My first, very cynical thought when reading this thoroughly reported New York Times story about Fox News settling harassment claims–to the tune of $13 million–against mega-star and cash cow Bill O’Reilly was, “how can anyone be surprised.”
After all, it’s been, what–nearly nine months?–since the cable channel’s founder, Roger Ailes, was ousted after creating and fostering a toxic work culture that thrived on misogyny, paranoia and corruption. To reward all his years of service and for his pesky habit of demanding sexual favors from his female employees in exchange for career advice, Ailes departed Fox News with a $40 million severance package.
Many predicted the channel would implode, but then Donald Trump won the election and despite having the highest security clearance in the nation, he chooses to get his news from–and live-tweet–Fox News programs. (To say nothing of the numerous sexual harassment claims filed against HIM.)
Bill O’Reilly’s response was that he’s a target because he’s famous and successful, and that none of the women–whom his network determined had serious enough causes to settle their claims–had followed proper procedure and documented their concerns with human resources or called a hotline specifically created to address sexual harassment complaints. Indeed, the network has doubled down on its star and extended his contract.
Lots of men in the network news business are famous and successful: Jake Tapper.
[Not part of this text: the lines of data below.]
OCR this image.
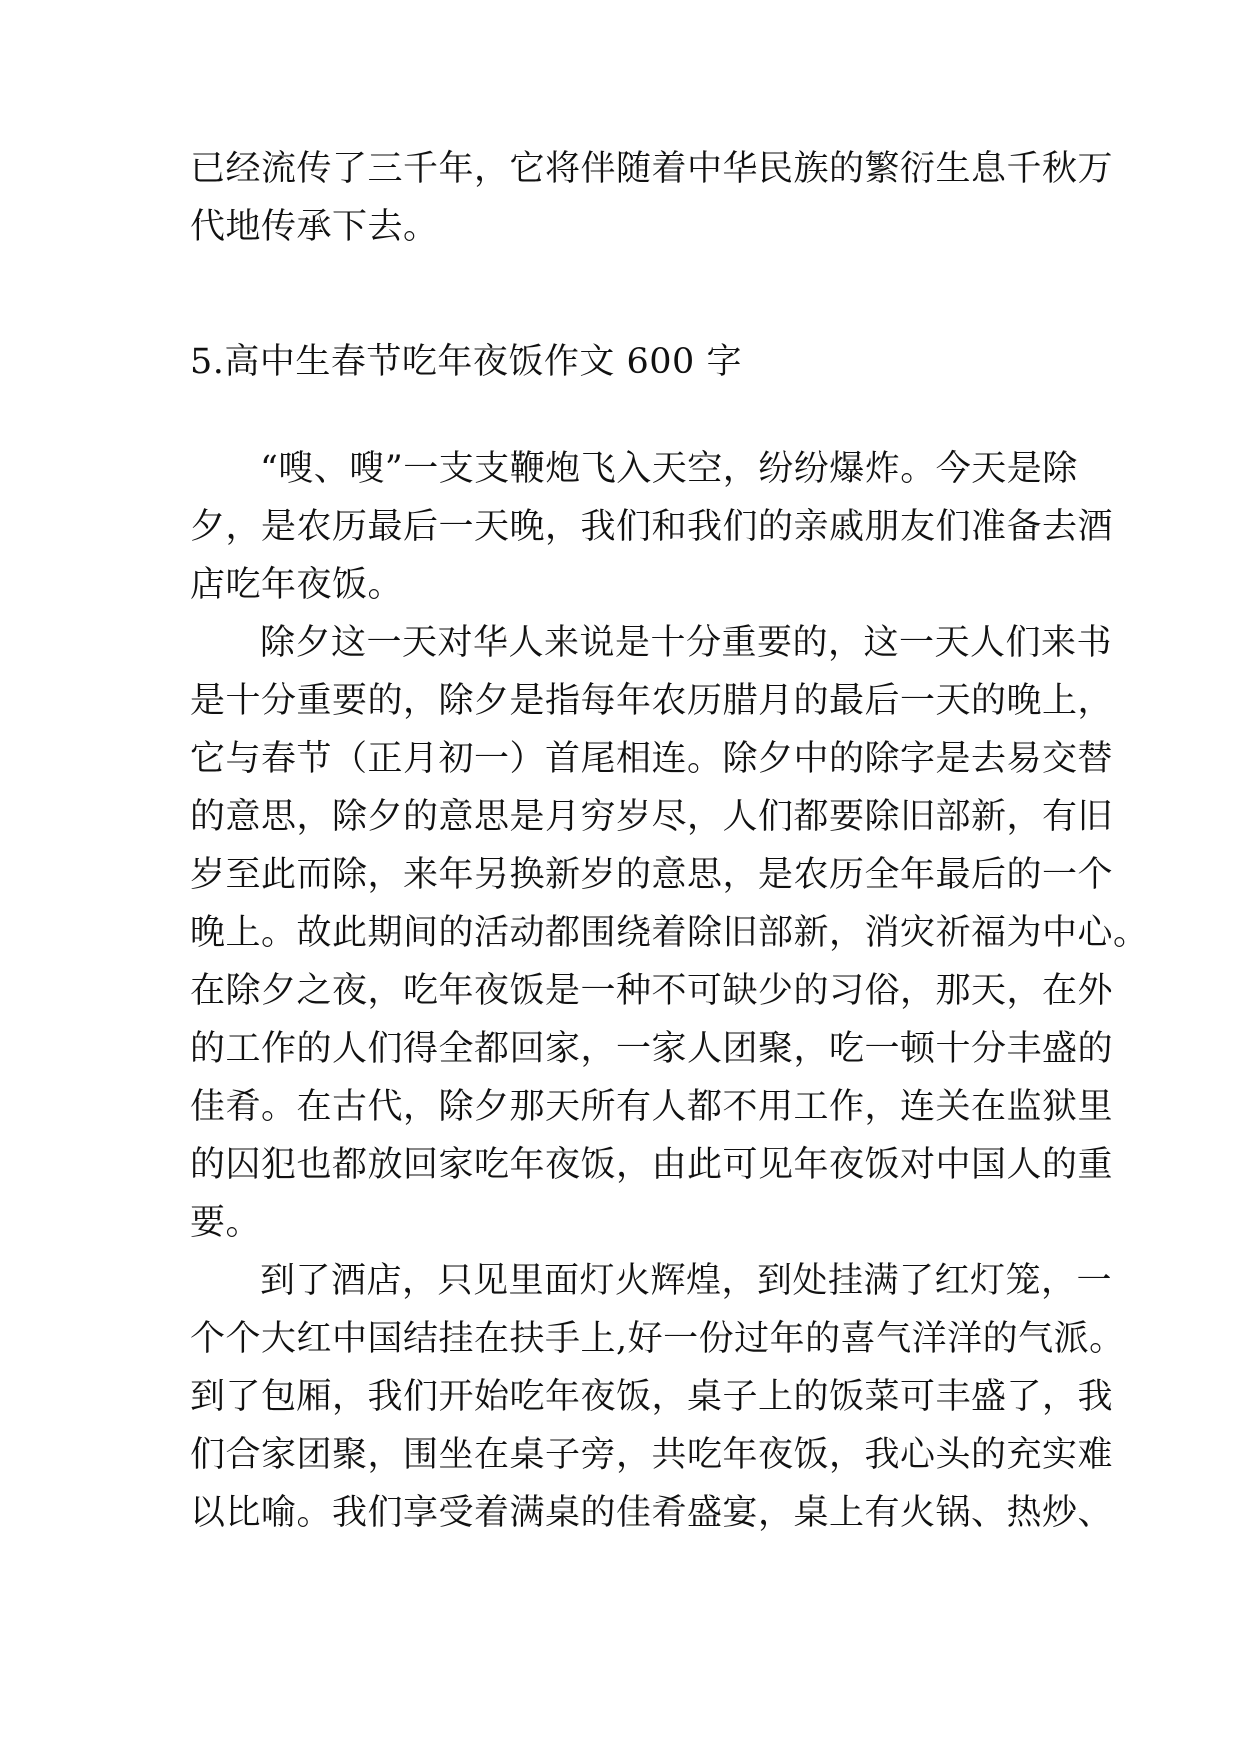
已经流传了三千年，它将伴随着中华民族的繁衍生息千秋万
代地传承下去。
5.高中生春节吃年夜饭作文 600 字
“嗖、嗖”一支支鞭炮飞入天空，纷纷爆炸。今天是除
夕，是农历最后一天晚，我们和我们的亲戚朋友们准备去酒
店吃年夜饭。
除夕这一天对华人来说是十分重要的，这一天人们来书
是十分重要的，除夕是指每年农历腊月的最后一天的晚上，
它与春节（正月初一）首尾相连。除夕中的除字是去易交替
的意思，除夕的意思是月穷岁尽，人们都要除旧部新，有旧
岁至此而除，来年另换新岁的意思，是农历全年最后的一个
晚上。故此期间的活动都围绕着除旧部新，消灾祈福为中心。
在除夕之夜，吃年夜饭是一种不可缺少的习俗，那天，在外
的工作的人们得全都回家，一家人团聚，吃一顿十分丰盛的
佳肴。在古代，除夕那天所有人都不用工作，连关在监狱里
的囚犯也都放回家吃年夜饭，由此可见年夜饭对中国人的重
要。
到了酒店，只见里面灯火辉煌，到处挂满了红灯笼，一
个个大红中国结挂在扶手上,好一份过年的喜气洋洋的气派。
到了包厢，我们开始吃年夜饭，桌子上的饭菜可丰盛了，我
们合家团聚，围坐在桌子旁，共吃年夜饭，我心头的充实难
以比喻。我们享受着满桌的佳肴盛宴，桌上有火锅、热炒、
Anderson Cooper. Scott Pelley. None of them have had to field sexual harassment complaints. And if you work for a company whose founder and CEO has encouraged a culture of sexual harassment, how comfortable are you going to be going through official channels at said company?
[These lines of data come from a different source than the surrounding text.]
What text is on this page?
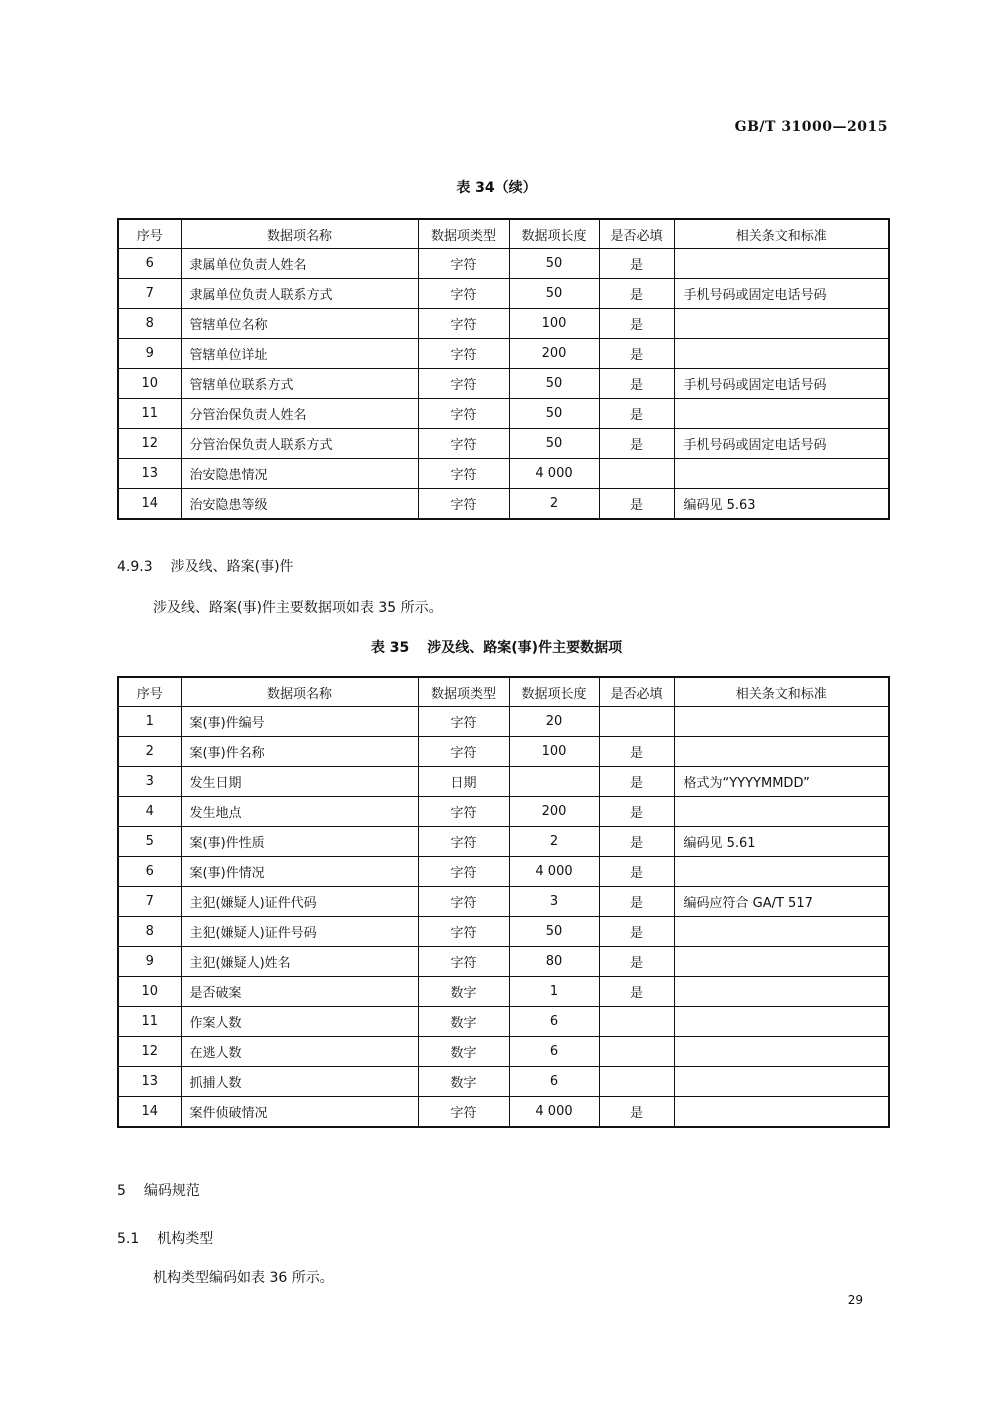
GB/T 31000—2015
表 34（续）
序号	数据项名称	数据项类型	数据项长度	是否必填	相关条文和标准
6	隶属单位负责人姓名	字符	50	是	
7	隶属单位负责人联系方式	字符	50	是	手机号码或固定电话号码
8	管辖单位名称	字符	100	是	
9	管辖单位详址	字符	200	是	
10	管辖单位联系方式	字符	50	是	手机号码或固定电话号码
11	分管治保负责人姓名	字符	50	是	
12	分管治保负责人联系方式	字符	50	是	手机号码或固定电话号码
13	治安隐患情况	字符	4 000		
14	治安隐患等级	字符	2	是	编码见 5.63
4.9.3 涉及线、路案(事)件
涉及线、路案(事)件主要数据项如表 35 所示。
表 35 涉及线、路案(事)件主要数据项
序号	数据项名称	数据项类型	数据项长度	是否必填	相关条文和标准
1	案(事)件编号	字符	20		
2	案(事)件名称	字符	100	是	
3	发生日期	日期		是	格式为“YYYYMMDD”
4	发生地点	字符	200	是	
5	案(事)件性质	字符	2	是	编码见 5.61
6	案(事)件情况	字符	4 000	是	
7	主犯(嫌疑人)证件代码	字符	3	是	编码应符合 GA/T 517
8	主犯(嫌疑人)证件号码	字符	50	是	
9	主犯(嫌疑人)姓名	字符	80	是	
10	是否破案	数字	1	是	
11	作案人数	数字	6		
12	在逃人数	数字	6		
13	抓捕人数	数字	6		
14	案件侦破情况	字符	4 000	是	
5 编码规范
5.1 机构类型
机构类型编码如表 36 所示。
29
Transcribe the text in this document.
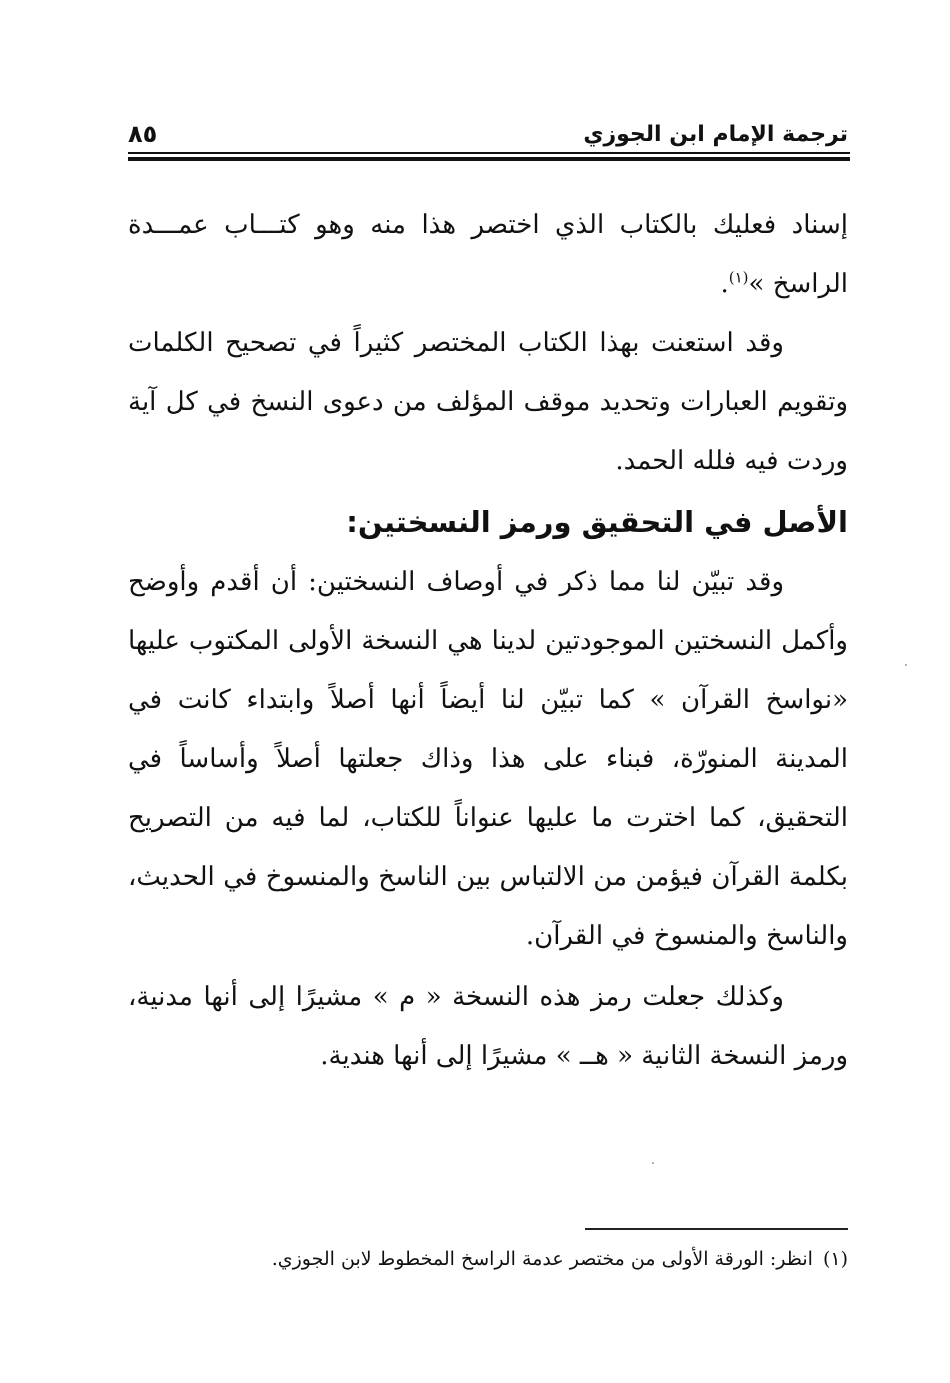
ترجمة الإمام ابن الجوزي
٨٥

إسناد فعليك بالكتاب الذي اختصر هذا منه وهو كتـــاب عمـــدة الراسخ »$^{(١)}$.

وقد استعنت بهذا الكتاب المختصر كثيراً في تصحيح الكلمات وتقويم العبارات وتحديد موقف المؤلف من دعوى النسخ في كل آية وردت فيه فلله الحمد.

الأصل في التحقيق ورمز النسختين:

وقد تبيّن لنا مما ذكر في أوصاف النسختين: أن أقدم وأوضح وأكمل النسختين الموجودتين لدينا هي النسخة الأولى المكتوب عليها «نواسخ القرآن » كما تبيّن لنا أيضاً أنها أصلاً وابتداء كانت في المدينة المنورّة، فبناء على هذا وذاك جعلتها أصلاً وأساساً في التحقيق، كما اخترت ما عليها عنواناً للكتاب، لما فيه من التصريح بكلمة القرآن فيؤمن من الالتباس بين الناسخ والمنسوخ في الحديث، والناسخ والمنسوخ في القرآن.

وكذلك جعلت رمز هذه النسخة « م » مشيرًا إلى أنها مدنية، ورمز النسخة الثانية « هــ » مشيرًا إلى أنها هندية.

(١)انظر: الورقة الأولى من مختصر عدمة الراسخ المخطوط لابن الجوزي.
How far do we have to go to believe women at face value when they claim they were harassed? A lot of the media world right now is bending over backward to accommodate O’Reilly’s response so the reporting is perceived fairly. How long do you think those employees had put up with the innuendo, the unwanted advances, the leers, before they had enough and filed suit? In those situations, women are subtly encouraged to just suck it up and deal for the sake of their careers.
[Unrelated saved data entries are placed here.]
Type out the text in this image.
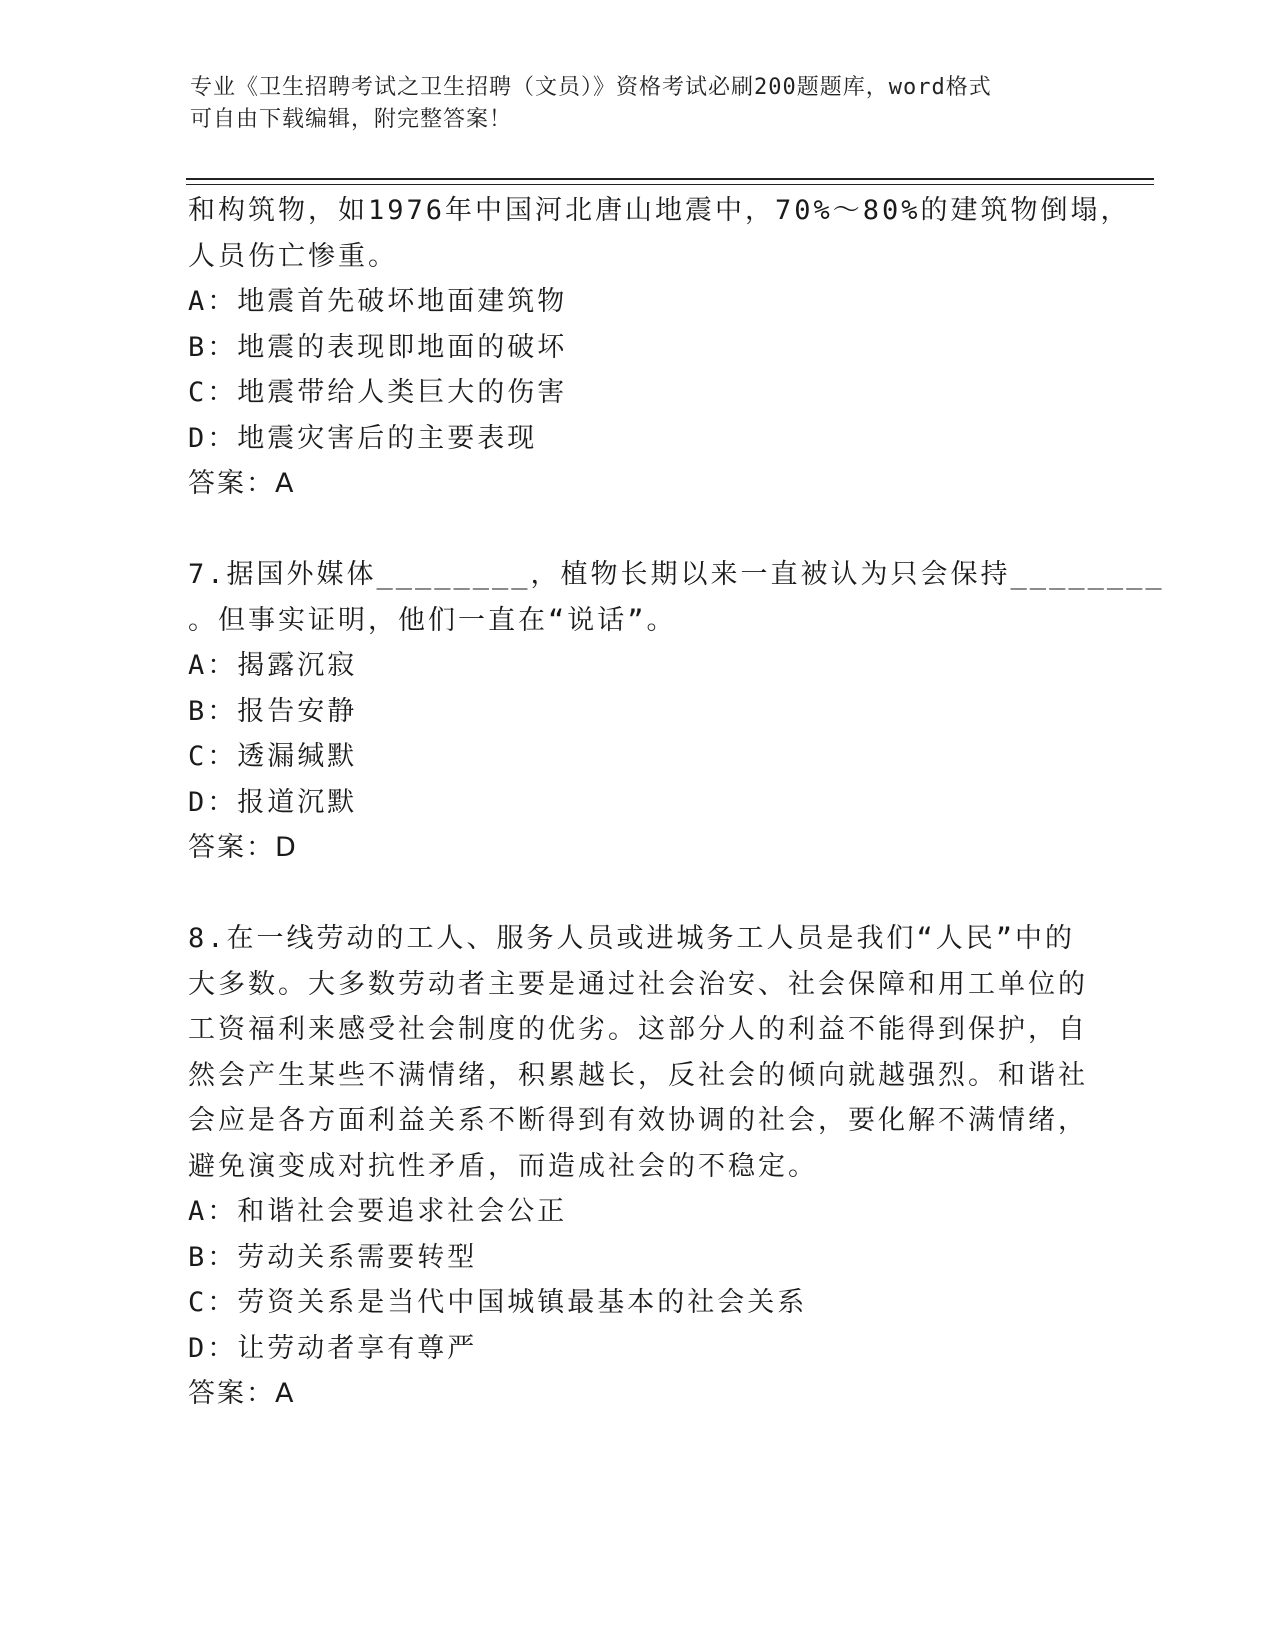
专业《卫生招聘考试之卫生招聘（文员）》资格考试必刷200题题库，word格式
可自由下载编辑，附完整答案！
和构筑物，如1976年中国河北唐山地震中，70%～80%的建筑物倒塌，
人员伤亡惨重。
A：地震首先破坏地面建筑物
B：地震的表现即地面的破坏
C：地震带给人类巨大的伤害
D：地震灾害后的主要表现
答案：A
7.据国外媒体________，植物长期以来一直被认为只会保持________
。但事实证明，他们一直在“说话”。
A：揭露沉寂
B：报告安静
C：透漏缄默
D：报道沉默
答案：D
8.在一线劳动的工人、服务人员或进城务工人员是我们“人民”中的
大多数。大多数劳动者主要是通过社会治安、社会保障和用工单位的
工资福利来感受社会制度的优劣。这部分人的利益不能得到保护，自
然会产生某些不满情绪，积累越长，反社会的倾向就越强烈。和谐社
会应是各方面利益关系不断得到有效协调的社会，要化解不满情绪，
避免演变成对抗性矛盾，而造成社会的不稳定。
A：和谐社会要追求社会公正
B：劳动关系需要转型
C：劳资关系是当代中国城镇最基本的社会关系
D：让劳动者享有尊严
答案：A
Someone, somewhere had to do the math and risk analysis to come to the conclusion that O’Reilly is worth so much to Fox News that paying out $13 million worth of settlements was a necessary expense. That’s what makes this whole episode so sad and strange to me. Brian Stelter, CNN media critic, in his email newsletter compared O’Reilly to a troublesome sports star whose off-field antics begin to distract fans from his success in the game. But that analogy doesn’t work for me. I can’t think of many sports stars who were accused of harassing their colleagues in their work environment, like O’Reilly. (The only example that comes to mind is Richie Incognito.)
Finally, Fox News is one of the most successful networks, despite its toxic work environment. At this point, owner Rupert Murdoch is willing to look the other way as long as the channel makes money. How depressing.